Magda Przedmojska delights in sharing her city with the rest of the world—that’s why she’s a regular contributor to Spotted By Locals Warsaw. Though this avid traveler has lived elsewhere—from Aberdeen to Berlin—the Polish capital has her heart. “Warsaw is still the place to be because of my friends and family—the most important people in my life,” she says. Here are some of the reasons Magda describes her hometown as “quite a nice melting point to visit.”

Warsaw Is My City

When someone comes to visit me, the first place I take them to is the Museum of the History of Polish Jews to enable a deeper understanding of the city.

Summer or autumn is the best time to visit my city because that’s when most of our festivals take place—Warszawa Singera, International Mime Art Festival, and Skrzyżowanie Kultur music festival, among others.

You can see my city best from the Pałac Kultury i Nauki (Palace of Culture and Learning).
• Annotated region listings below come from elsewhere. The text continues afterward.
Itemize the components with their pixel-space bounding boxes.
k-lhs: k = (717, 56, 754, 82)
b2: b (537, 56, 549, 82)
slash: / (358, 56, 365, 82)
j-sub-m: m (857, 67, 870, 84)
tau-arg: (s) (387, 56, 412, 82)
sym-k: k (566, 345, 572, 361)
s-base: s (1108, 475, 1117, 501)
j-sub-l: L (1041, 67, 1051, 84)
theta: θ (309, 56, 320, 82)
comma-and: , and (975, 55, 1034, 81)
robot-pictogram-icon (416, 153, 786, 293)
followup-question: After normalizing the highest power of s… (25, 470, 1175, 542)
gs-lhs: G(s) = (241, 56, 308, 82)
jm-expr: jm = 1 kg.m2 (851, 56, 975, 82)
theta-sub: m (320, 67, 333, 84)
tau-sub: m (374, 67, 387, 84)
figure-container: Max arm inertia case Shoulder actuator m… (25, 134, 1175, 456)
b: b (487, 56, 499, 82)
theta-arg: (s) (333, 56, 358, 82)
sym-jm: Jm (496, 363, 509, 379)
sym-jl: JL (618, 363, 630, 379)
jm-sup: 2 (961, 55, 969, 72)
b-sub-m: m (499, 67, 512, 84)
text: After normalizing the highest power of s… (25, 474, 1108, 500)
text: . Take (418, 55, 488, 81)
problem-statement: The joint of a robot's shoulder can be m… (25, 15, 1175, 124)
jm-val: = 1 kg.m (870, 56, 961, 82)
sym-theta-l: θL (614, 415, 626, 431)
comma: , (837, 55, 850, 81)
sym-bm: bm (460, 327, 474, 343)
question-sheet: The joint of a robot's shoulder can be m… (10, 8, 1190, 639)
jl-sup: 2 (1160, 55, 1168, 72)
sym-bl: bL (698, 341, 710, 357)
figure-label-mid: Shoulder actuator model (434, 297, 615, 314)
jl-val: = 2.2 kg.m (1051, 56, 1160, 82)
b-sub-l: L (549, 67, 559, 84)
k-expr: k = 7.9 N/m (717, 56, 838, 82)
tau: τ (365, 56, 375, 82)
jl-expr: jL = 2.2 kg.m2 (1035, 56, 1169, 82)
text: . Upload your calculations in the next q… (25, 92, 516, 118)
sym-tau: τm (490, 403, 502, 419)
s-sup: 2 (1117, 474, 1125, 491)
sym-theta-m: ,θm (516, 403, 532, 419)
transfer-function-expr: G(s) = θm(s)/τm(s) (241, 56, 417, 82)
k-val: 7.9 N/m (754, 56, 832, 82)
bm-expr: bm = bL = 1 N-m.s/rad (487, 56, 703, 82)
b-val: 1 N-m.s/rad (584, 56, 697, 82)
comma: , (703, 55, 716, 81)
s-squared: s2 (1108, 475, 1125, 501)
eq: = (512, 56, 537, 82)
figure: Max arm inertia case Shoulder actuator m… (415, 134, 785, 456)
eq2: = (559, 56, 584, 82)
Locals know to skip the Royal Castle and check out Królikarnia, a museum dedicated to the works of Polish sculptor Xawery Dunikowski, or the National Museum instead.

The Bęc Zmiana Foundation and the shop in the National Museum are the best places to buy authentic, local souvenirs.

In the past, notable people like physicist Marie Curie, composer Frédéric Chopin, and director Krzysztof Kieślowski have called my city home.

If there’s one thing you should know about getting around my city, it’s to call on Taxi Grosik if you’re looking for a cab. Some other taxi companies may try to rip you off.

The best place to spend time outdoors in my city is Skaryszewski Park, where you can canoe, go jogging, or simply take a walk.

My city really knows how to celebrate the anniversary of the Warsaw Uprising, a two-month effort by the Polish resistance army to free Warsaw from Nazi control during World War II. The whole city stops for a moment at 5 p.m. on August 1, the day the uprising began, to observe the many commemorations taking place.

For a fancy night out, I go to one of the clubs in the Praga Północ district, such as Skład Butelek or Hydrozagadka.

Just outside my city, you can visit the village of Otwock Wielki or see some splendid nature in Falenty.

People from my city are known for being grumpy but it’s really quite friendly.

The best outdoor market in my city is Targ Śniadaniowy.

Śniadaniownia is my favorite place to grab breakfast, and Bazar or Aïoli are the spots for late-night eats.

To find out what’s going on at night and on the weekends, read the Warsaw Insider.

When I’m feeling cash-strapped, I go to one of Warsaw’s milk bars—Bar Bambino, Prasowy, or Bar Mleczny Familijny.

To escape the crowds, I go to the Jewish Cemetery or the Tartar Cemetery.

The dish that represents my city best is pierogi (dumplings) and vodka is my city’s signature drink. Sample them at Zapiecek and Czystaojczysta respectively.

Kongresowa and Fabryka Trzciny are the best places to see live music.

In the spring you should check out Kampinos National Park—one of the biggest nature reserves in the Warsaw area.

In the summer you should go to one of many clubs and bars on the Vistula River.

In the fall you should go ice skating at Tor Stegny.

In the winter you should go skiing in Górka Szczęśliwicka.

If you have kids (or are a kid at heart), you won’t want to miss Pompon, a café and creative enclave in the Wola district.

The best book about my city is Warszawa Kobiet (Women of Warsaw) by Sylwia Chutnik because it shows you women’s history within our city. And believe me, there is a lot!

When I think about my city, the song that comes to mind isSen o Warszawie” (“A Dream about Warsaw”), by Polish jazz singer Czesław Niemen. The song is about love and missing the city when you’re not there.

In 140 characters or less, the world should heart my city because it’s modern and sexy. Since Poland became democratic in 1989, Warsaw has been growing, becoming more aware and European.